Elle regarda tour à tour le Dragon Radggof de Hongrie, puis le Grand Duc d'Alembert de France, assis respectivement à sa gauche et à sa droite le long de la table de bois clair. Le regard qu'elle leur renvoyait été différent selon l'interlocuteur, et elle s'efforcer de montrer dans ce langage des yeux à quel point elle déposait sa confiance aux pieds de chacun d'eux. Ils étaient ses précieux alliés, presque ses amis. Elle était de leur côté, et elle ne voulait pas les perdre. Ils étaient essentiels. Après cette sorte de muet élan d'une hypocrite humilité, elle composa son visage pour se donner une majesté plus puissante encore que d'ordinaire et reprit :

– Vous vous demandez sans doute pourquoi le Chancelier Huggs n'est pas présent aujourd'hui. C'est peut-être parce qu'il est mort ; quoi que ça ne doit pas avoir beaucoup d'importance, étant donné que l'Allemagne n'a jugé nécessaire de nous prévenir.

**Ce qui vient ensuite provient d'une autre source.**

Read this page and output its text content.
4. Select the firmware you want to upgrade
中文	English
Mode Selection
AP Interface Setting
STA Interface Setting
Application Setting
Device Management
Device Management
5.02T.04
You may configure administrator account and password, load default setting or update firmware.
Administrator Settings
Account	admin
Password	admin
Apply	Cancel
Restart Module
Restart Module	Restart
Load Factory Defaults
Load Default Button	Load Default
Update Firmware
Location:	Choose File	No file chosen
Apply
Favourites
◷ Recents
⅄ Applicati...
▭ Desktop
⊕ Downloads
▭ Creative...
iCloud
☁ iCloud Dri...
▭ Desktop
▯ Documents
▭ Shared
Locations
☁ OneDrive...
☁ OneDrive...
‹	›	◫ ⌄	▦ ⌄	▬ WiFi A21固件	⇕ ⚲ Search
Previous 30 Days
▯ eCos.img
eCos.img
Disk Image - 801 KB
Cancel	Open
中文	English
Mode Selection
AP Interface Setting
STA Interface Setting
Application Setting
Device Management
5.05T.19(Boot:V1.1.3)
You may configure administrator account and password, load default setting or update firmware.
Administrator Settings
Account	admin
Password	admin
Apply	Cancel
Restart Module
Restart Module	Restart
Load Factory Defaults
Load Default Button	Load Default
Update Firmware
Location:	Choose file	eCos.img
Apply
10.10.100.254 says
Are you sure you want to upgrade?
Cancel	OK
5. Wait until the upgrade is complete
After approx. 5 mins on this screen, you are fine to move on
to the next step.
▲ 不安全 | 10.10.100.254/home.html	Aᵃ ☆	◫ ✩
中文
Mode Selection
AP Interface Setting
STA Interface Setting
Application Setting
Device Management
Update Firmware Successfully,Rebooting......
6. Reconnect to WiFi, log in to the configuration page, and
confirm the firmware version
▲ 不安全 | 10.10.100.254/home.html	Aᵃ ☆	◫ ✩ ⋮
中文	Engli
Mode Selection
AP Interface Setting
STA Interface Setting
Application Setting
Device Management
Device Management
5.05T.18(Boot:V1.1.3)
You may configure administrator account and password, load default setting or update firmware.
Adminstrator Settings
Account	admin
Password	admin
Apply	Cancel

Viola profita de l'instant de silence qui s'ensuivit pour étudier les visages lui faisant face. Les sourcils marron du Grand Duc s'arquèrent de pure surprise, presque de choc ; sa bouche s'ouvrit grand, mais aucun son n'en sortit. Sa mâchoire tomba presque, et il porta une main nerveuse à sa moustache magnifiquement taillée. Le Dragon, quant à lui, clignait des paupières grossièrement et tentant un petit bruit étouffé qui manquait totalement de naturellement. Il se rattrapa tant bien que mal en lâchant un "quoi ?" un peu trop haut – mais il n'était vraiment pas habitué à ce genre de situation, et son manque de naturel le perdit immédiatement aux yeux de S. M. Pourtant, elle ne lui en fit pas la réflexion ; elle se contenta de cocher une petite case dans l'une de ses nombreuses listes mentales.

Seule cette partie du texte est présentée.